Monday, May 4, 2009

Globalization is Alive and Personal


If we think that globalization is only about trade: ships, products and money flowing we’re thinking to narrowly. It’s more. It’s personal, alive and growing. It’s information flowing around the world from person to person. According to to Moises Naim writing in Foreign Policy (www.foreignpolicy.com), thanks to our internet connectivity, today’s globalization differs significantly from historical versions. It’s individualized not just institutionalized. Teenagers in Africa and Scotland can share music, we can read the newspapers from around the world, set your own personal Google Alert and learn what’s new in Dongguan, Santiago or Karachi. Talk (via Skype (www.Skype.com)with your friends who live in Lithuania while they vacation in Dublin. We are personally connected globally as well as locally.

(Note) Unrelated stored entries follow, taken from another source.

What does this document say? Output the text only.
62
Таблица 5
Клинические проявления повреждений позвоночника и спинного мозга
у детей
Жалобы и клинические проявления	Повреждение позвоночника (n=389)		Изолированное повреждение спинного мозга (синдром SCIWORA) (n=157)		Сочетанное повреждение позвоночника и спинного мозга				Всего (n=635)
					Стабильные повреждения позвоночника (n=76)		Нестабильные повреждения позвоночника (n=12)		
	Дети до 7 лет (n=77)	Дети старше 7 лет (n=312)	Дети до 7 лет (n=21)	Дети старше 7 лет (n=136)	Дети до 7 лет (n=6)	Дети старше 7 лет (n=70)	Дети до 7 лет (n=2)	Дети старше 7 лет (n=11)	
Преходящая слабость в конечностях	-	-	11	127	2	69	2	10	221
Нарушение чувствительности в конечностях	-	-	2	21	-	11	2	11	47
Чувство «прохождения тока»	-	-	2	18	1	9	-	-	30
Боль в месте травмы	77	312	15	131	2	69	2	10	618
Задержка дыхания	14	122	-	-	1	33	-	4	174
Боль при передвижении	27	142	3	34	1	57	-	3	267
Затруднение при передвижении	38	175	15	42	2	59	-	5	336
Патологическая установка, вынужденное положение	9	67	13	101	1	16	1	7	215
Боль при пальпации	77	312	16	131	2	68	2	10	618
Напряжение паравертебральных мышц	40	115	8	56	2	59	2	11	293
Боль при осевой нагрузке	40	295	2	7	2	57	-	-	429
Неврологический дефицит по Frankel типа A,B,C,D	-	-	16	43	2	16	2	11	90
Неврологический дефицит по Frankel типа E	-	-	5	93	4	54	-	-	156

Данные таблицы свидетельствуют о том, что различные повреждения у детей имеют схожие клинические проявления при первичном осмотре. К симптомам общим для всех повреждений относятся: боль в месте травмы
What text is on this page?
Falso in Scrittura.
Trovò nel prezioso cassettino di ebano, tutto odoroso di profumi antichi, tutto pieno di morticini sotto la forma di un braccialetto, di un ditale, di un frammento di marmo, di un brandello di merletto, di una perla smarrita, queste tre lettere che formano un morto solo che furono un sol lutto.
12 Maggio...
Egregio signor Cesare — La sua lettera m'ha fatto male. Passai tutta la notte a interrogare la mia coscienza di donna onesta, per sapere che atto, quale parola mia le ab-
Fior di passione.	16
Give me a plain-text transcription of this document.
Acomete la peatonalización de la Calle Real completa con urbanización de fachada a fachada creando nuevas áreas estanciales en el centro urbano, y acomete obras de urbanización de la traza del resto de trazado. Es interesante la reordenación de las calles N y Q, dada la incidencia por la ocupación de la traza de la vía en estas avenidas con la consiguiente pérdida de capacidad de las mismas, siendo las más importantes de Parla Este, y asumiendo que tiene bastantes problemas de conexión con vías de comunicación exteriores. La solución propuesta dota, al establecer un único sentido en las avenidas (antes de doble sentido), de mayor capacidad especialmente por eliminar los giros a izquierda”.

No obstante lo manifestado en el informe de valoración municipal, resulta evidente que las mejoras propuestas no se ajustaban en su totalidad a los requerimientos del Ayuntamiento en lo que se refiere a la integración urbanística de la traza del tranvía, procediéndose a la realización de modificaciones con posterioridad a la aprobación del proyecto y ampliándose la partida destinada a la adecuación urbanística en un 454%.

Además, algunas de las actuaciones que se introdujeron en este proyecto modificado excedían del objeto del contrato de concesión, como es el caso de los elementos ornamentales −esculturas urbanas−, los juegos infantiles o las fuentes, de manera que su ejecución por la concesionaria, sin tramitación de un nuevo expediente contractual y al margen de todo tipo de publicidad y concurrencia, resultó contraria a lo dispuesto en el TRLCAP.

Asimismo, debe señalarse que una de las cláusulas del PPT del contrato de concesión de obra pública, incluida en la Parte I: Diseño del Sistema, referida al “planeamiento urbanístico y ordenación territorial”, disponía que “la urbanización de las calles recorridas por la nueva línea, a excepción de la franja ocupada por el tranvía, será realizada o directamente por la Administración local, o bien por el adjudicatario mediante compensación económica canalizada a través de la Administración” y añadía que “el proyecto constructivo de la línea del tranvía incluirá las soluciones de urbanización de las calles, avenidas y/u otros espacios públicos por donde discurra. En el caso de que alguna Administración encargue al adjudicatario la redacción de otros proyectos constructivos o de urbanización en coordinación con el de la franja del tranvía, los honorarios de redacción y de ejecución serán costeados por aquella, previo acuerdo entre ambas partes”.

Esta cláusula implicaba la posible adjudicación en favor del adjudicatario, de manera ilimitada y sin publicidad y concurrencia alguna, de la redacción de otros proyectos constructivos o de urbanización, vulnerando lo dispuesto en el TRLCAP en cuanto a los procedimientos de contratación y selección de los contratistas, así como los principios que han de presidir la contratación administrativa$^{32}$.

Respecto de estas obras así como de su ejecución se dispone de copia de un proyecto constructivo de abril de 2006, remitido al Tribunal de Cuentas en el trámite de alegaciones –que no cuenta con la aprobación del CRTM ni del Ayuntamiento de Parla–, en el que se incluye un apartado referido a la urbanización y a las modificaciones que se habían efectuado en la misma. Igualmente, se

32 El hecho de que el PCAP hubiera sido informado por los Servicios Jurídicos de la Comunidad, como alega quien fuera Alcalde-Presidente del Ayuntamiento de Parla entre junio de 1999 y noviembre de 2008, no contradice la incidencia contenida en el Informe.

We not only are able to talk, shop and get local news from places we may never visit, but many of us are now global by our choice of what we eat. We enjoy Sushi and spaghetti in Chicago as well as Tokyo or Rome and almost everywhere we visit. We find Starbucks in Paris, KFC in Beijing, Ethiopian restaurants in Los Angeles and Indian food everywhere in London.

We are all changed, enriched, challenged in subtle ways by the reality that we can reach out and touch the world with the click of a mouse. We are global whererever we are.